Bolsonaro acha que pode agir como fazia nas rachadinhas e meter a mão no dinheiro, distribuir para seus apaniguados em troca de apoio aos projetos do governo, sem nenhum controle da sociedade e dos órgãos de fiscalização. Quando o STF atende a parlamentares e suspende as irregularidades, ele reclama. “O Supremo age demais nessas questões. A gente lamenta isso aí, não é, no meu entender, papel do Supremo. Os poderes têm que ser respeitados”, declarou o presidente. “Quem quer ser presidente da República, quem quer decidir, que se candidate”, disse Bolsonaro.
O ‘orçamento secreto’ foi apontado como uma irregularidade gritante não só pelo Supremo Tribunal Federal mas também pelo Tribunal de Contas da União (TCU). A Constituição não permite nenhuma verba secreta e é exatamente isso o que ocorre com o esquema montado na Câmara pelo governo.
Na sexta-feira (5) Rosa Weber mandou suspender “imediatamente” a execução das emendas de relator-geral, mecanismo do orçamento secreto, até que os demais ministros da Corte julguem se o formato é ou não legal. A decisão de Rosa Weber respondeu a questionamento de quatro partidos, PSOL, Novo, Cidadania e PSB, que pediam a suspensão dos pagamentos de emenda de relator após o Estadão revelar o esquema.
A análise do mérito está marcada para ser feita no plenário virtual, a partir da 0h desta terça-feira. A decisão do STF foi um duro revés ao governo, que tem distribuído ilegalmente bilhões de reais a um grupo de deputados e senadores para aprovar projetos de seu interesse no Congresso.
O deputado Orlando Silva (PCdoB-SP) afirmou que esse é “o maior escândalo das últimas décadas”. Orlando argumentou que não é preciso aprovar a PEC dos Precatórios para ampliar o programa social do governo. “Bastaria uma MP solicitando crédito extraordinário para este fim e toda a oposição votaria a favor”, afirmou. “A insistência na PEC dos Precatórios tem o objetivo de garantir recursos bilionários para o orçamento paralelo”, denunciou. “Todo o país deve saber para onde vai a verba pública. Eu, que sou deputado, não consigo saber”, disse Orlando.

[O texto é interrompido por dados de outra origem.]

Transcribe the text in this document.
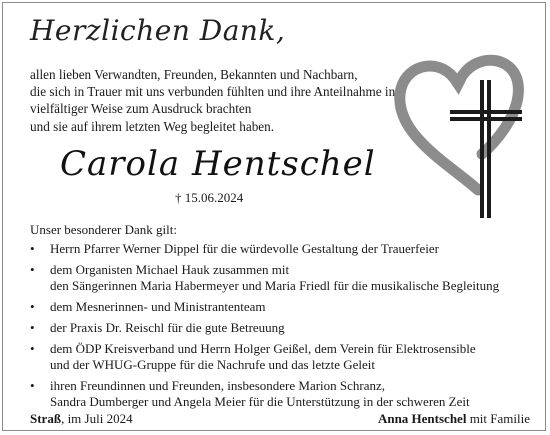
Herzlichen Dank,
allen lieben Verwandten, Freunden, Bekannten und Nachbarn,
die sich in Trauer mit uns verbunden fühlten und ihre Anteilnahme in
vielfältiger Weise zum Ausdruck brachten
und sie auf ihrem letzten Weg begleitet haben.
Carola Hentschel
† 15.06.2024
Unser besonderer Dank gilt:
• Herrn Pfarrer Werner Dippel für die würdevolle Gestaltung der Trauerfeier
• dem Organisten Michael Hauk zusammen mit
den Sängerinnen Maria Habermeyer und Maria Friedl für die musikalische Begleitung
• dem Mesnerinnen- und Ministrantenteam
• der Praxis Dr. Reischl für die gute Betreuung
• dem ÖDP Kreisverband und Herrn Holger Geißel, dem Verein für Elektrosensible
und der WHUG-Gruppe für die Nachrufe und das letzte Geleit
• ihren Freundinnen und Freunden, insbesondere Marion Schranz,
Sandra Dumberger und Angela Meier für die Unterstützung in der schweren Zeit
Straß, im Juli 2024	Anna Hentschel mit Familie
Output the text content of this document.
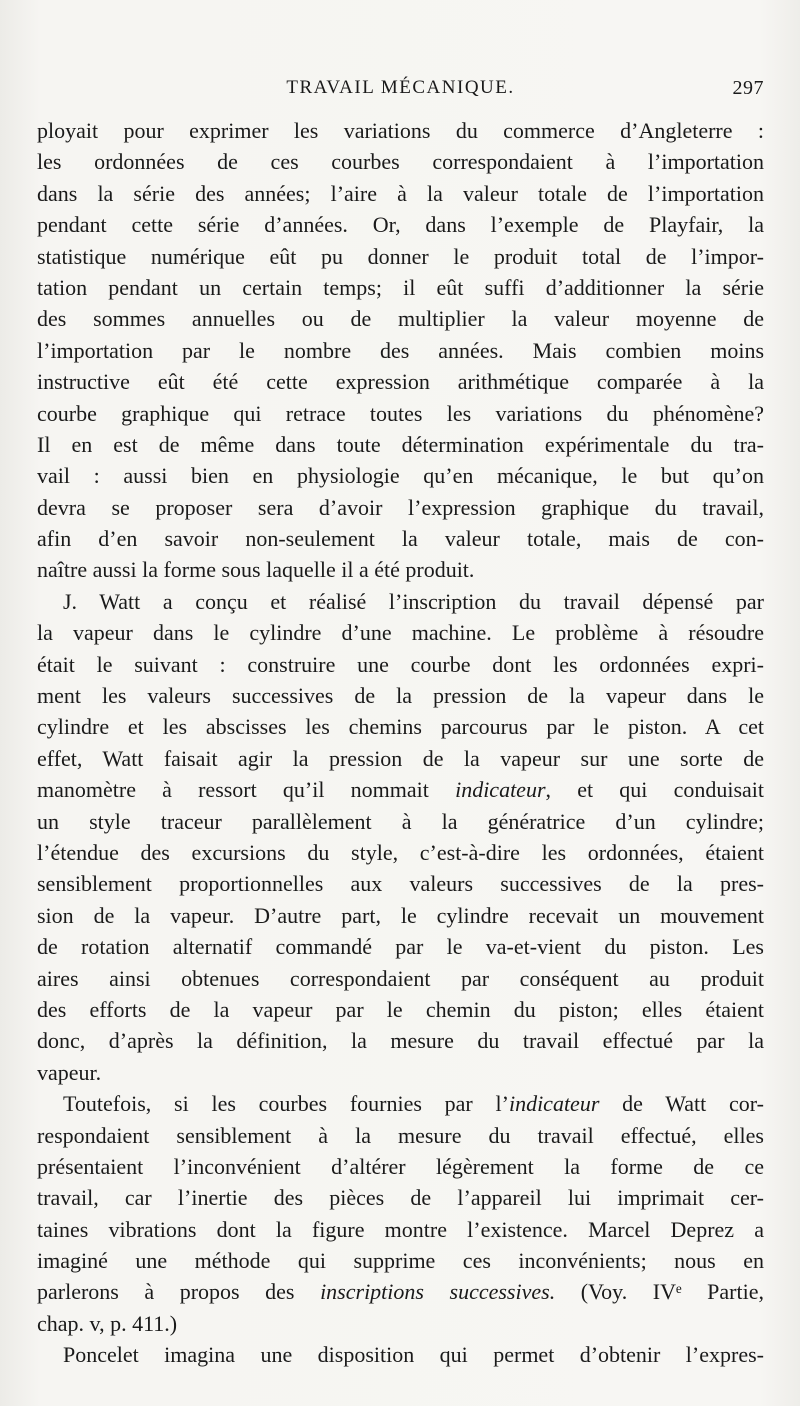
TRAVAIL MÉCANIQUE.	297
ployait pour exprimer les variations du commerce d’Angleterre :
les ordonnées de ces courbes correspondaient à l’importation
dans la série des années; l’aire à la valeur totale de l’importation
pendant cette série d’années. Or, dans l’exemple de Playfair, la
statistique numérique eût pu donner le produit total de l’impor-
tation pendant un certain temps; il eût suffi d’additionner la série
des sommes annuelles ou de multiplier la valeur moyenne de
l’importation par le nombre des années. Mais combien moins
instructive eût été cette expression arithmétique comparée à la
courbe graphique qui retrace toutes les variations du phénomène?
Il en est de même dans toute détermination expérimentale du tra-
vail : aussi bien en physiologie qu’en mécanique, le but qu’on
devra se proposer sera d’avoir l’expression graphique du travail,
afin d’en savoir non-seulement la valeur totale, mais de con-
naître aussi la forme sous laquelle il a été produit.
J. Watt a conçu et réalisé l’inscription du travail dépensé par
la vapeur dans le cylindre d’une machine. Le problème à résoudre
était le suivant : construire une courbe dont les ordonnées expri-
ment les valeurs successives de la pression de la vapeur dans le
cylindre et les abscisses les chemins parcourus par le piston. A cet
effet, Watt faisait agir la pression de la vapeur sur une sorte de
manomètre à ressort qu’il nommait indicateur, et qui conduisait
un style traceur parallèlement à la génératrice d’un cylindre;
l’étendue des excursions du style, c’est-à-dire les ordonnées, étaient
sensiblement proportionnelles aux valeurs successives de la pres-
sion de la vapeur. D’autre part, le cylindre recevait un mouvement
de rotation alternatif commandé par le va-et-vient du piston. Les
aires ainsi obtenues correspondaient par conséquent au produit
des efforts de la vapeur par le chemin du piston; elles étaient
donc, d’après la définition, la mesure du travail effectué par la
vapeur.
Toutefois, si les courbes fournies par l’indicateur de Watt cor-
respondaient sensiblement à la mesure du travail effectué, elles
présentaient l’inconvénient d’altérer légèrement la forme de ce
travail, car l’inertie des pièces de l’appareil lui imprimait cer-
taines vibrations dont la figure montre l’existence. Marcel Deprez a
imaginé une méthode qui supprime ces inconvénients; nous en
parlerons à propos des inscriptions successives. (Voy. IVᵉ Partie,
chap. v, p. 411.)
Poncelet imagina une disposition qui permet d’obtenir l’expres-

Na decisão, a ministra Rosa Weber afirmou estar “perplexa” com o esquema de distribuição de recursos públicos. “Causa perplexidade a descoberta de que parcela significativa do Orçamento da União esteja sendo ofertada a grupo de parlamentares, mediante distribuição arbitrária entabulada entre coalizões políticas, para que tais congressistas utilizem recursos públicos conforme seus interesses pessoais, sem a observância de critérios objetivos destinados à concretização das políticas públicas a que deveriam servir as despesas”, afirmou a ministra.

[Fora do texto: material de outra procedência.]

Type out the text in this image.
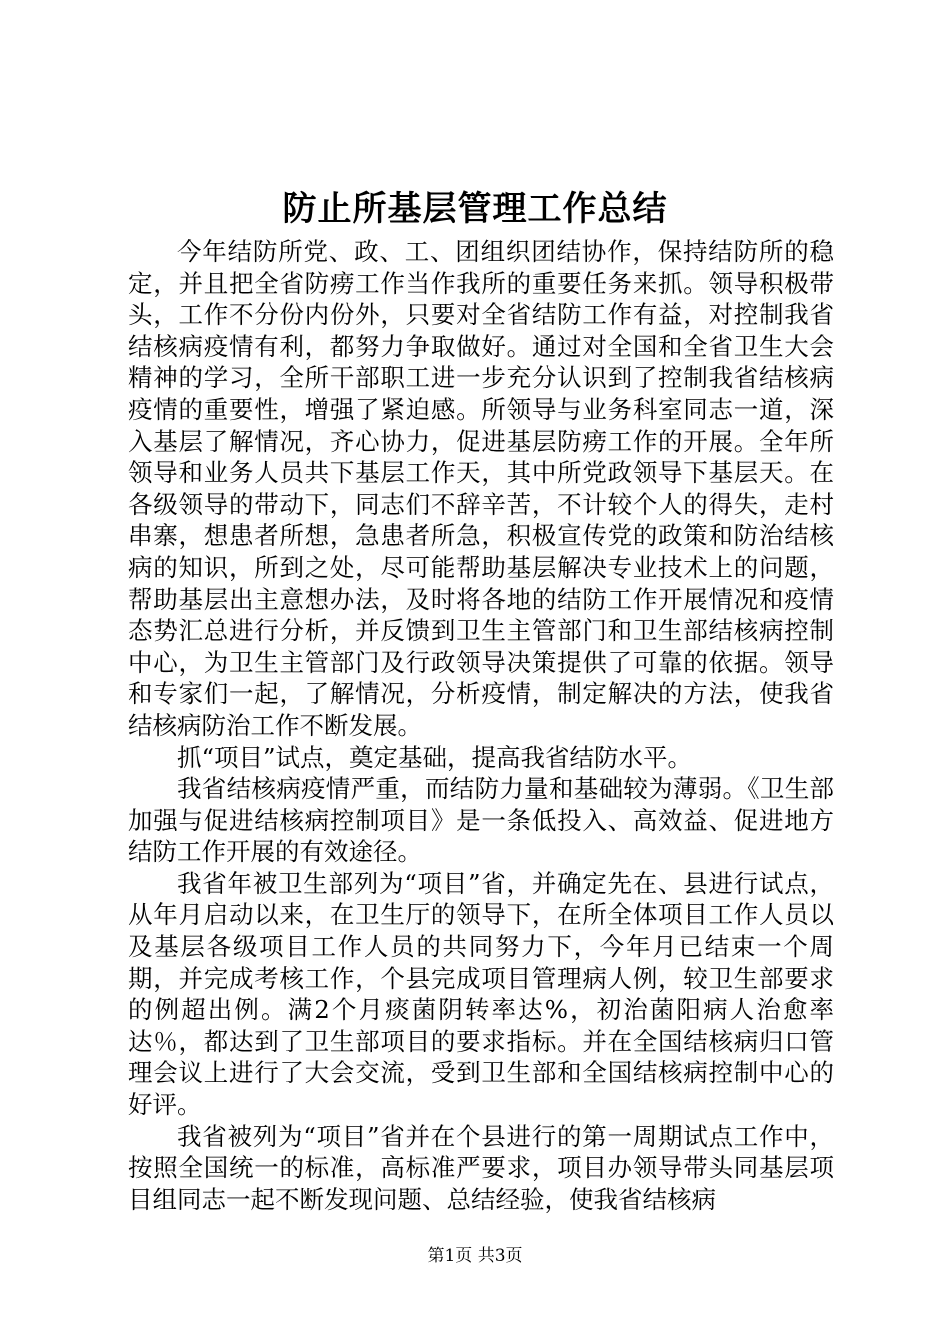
防止所基层管理工作总结

今年结防所党、政、工、团组织团结协作，保持结防所的稳定，并且把全省防痨工作当作我所的重要任务来抓。领导积极带头，工作不分份内份外，只要对全省结防工作有益，对控制我省结核病疫情有利，都努力争取做好。通过对全国和全省卫生大会精神的学习，全所干部职工进一步充分认识到了控制我省结核病疫情的重要性，增强了紧迫感。所领导与业务科室同志一道，深入基层了解情况，齐心协力，促进基层防痨工作的开展。全年所领导和业务人员共下基层工作天，其中所党政领导下基层天。在各级领导的带动下，同志们不辞辛苦，不计较个人的得失，走村串寨，想患者所想，急患者所急，积极宣传党的政策和防治结核病的知识，所到之处，尽可能帮助基层解决专业技术上的问题，帮助基层出主意想办法，及时将各地的结防工作开展情况和疫情态势汇总进行分析，并反馈到卫生主管部门和卫生部结核病控制中心，为卫生主管部门及行政领导决策提供了可靠的依据。领导和专家们一起，了解情况，分析疫情，制定解决的方法，使我省结核病防治工作不断发展。

抓“项目”试点，奠定基础，提高我省结防水平。

我省结核病疫情严重，而结防力量和基础较为薄弱。《卫生部加强与促进结核病控制项目》是一条低投入、高效益、促进地方结防工作开展的有效途径。

我省年被卫生部列为“项目”省，并确定先在、县进行试点，从年月启动以来，在卫生厅的领导下，在所全体项目工作人员以及基层各级项目工作人员的共同努力下，今年月已结束一个周期，并完成考核工作，个县完成项目管理病人例，较卫生部要求的例超出例。满2个月痰菌阴转率达%，初治菌阳病人治愈率达％，都达到了卫生部项目的要求指标。并在全国结核病归口管理会议上进行了大会交流，受到卫生部和全国结核病控制中心的好评。

我省被列为“项目”省并在个县进行的第一周期试点工作中，按照全国统一的标准，高标准严要求，项目办领导带头同基层项目组同志一起不断发现问题、总结经验，使我省结核病

第1页 共3页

Rosa Weber pontuou ainda que os recursos do “orçamento secreto” eram distribuídos “sem qualquer justificação fundada em critérios técnicos ou jurídicos, realizada por vias informais e obscuras, sem que os dados dessas operações sequer sejam registrados para efeito de controle por parte das autoridades competentes ou da população lesada”.
A ministra da mais alta Corte do País reconhece que o Palácio do Planalto deu dinheiro a congressistas em troca de votos e obrigou o governo a instalar, em 30 dias, uma plataforma centralizada de acesso público, com ampla publicidade sobre os documentos encaminhados aos órgãos e entidades federais que deram base às demandas e/ou resultaram na distribuição de recursos das emendas do relator.
O deputado Alessandro Molon (PSB-RJ), líder da oposição na Câmara dos Deputados, denunciou a medida como sendo a oficialização da compra de votos e do toma-lá-dá cá. “Perto desse descalabro, o escândalo dos anões do orçamento, que ocorreu na década de 90, é muito pequeno”, destacou o parlamentar. Molon e o subprocurador-geral do Ministério Público junto ao TCU, Lucas Rocha Furtado, entraram com um pedido de suspensão das emedas no Tribunal de Contas da União (TCU).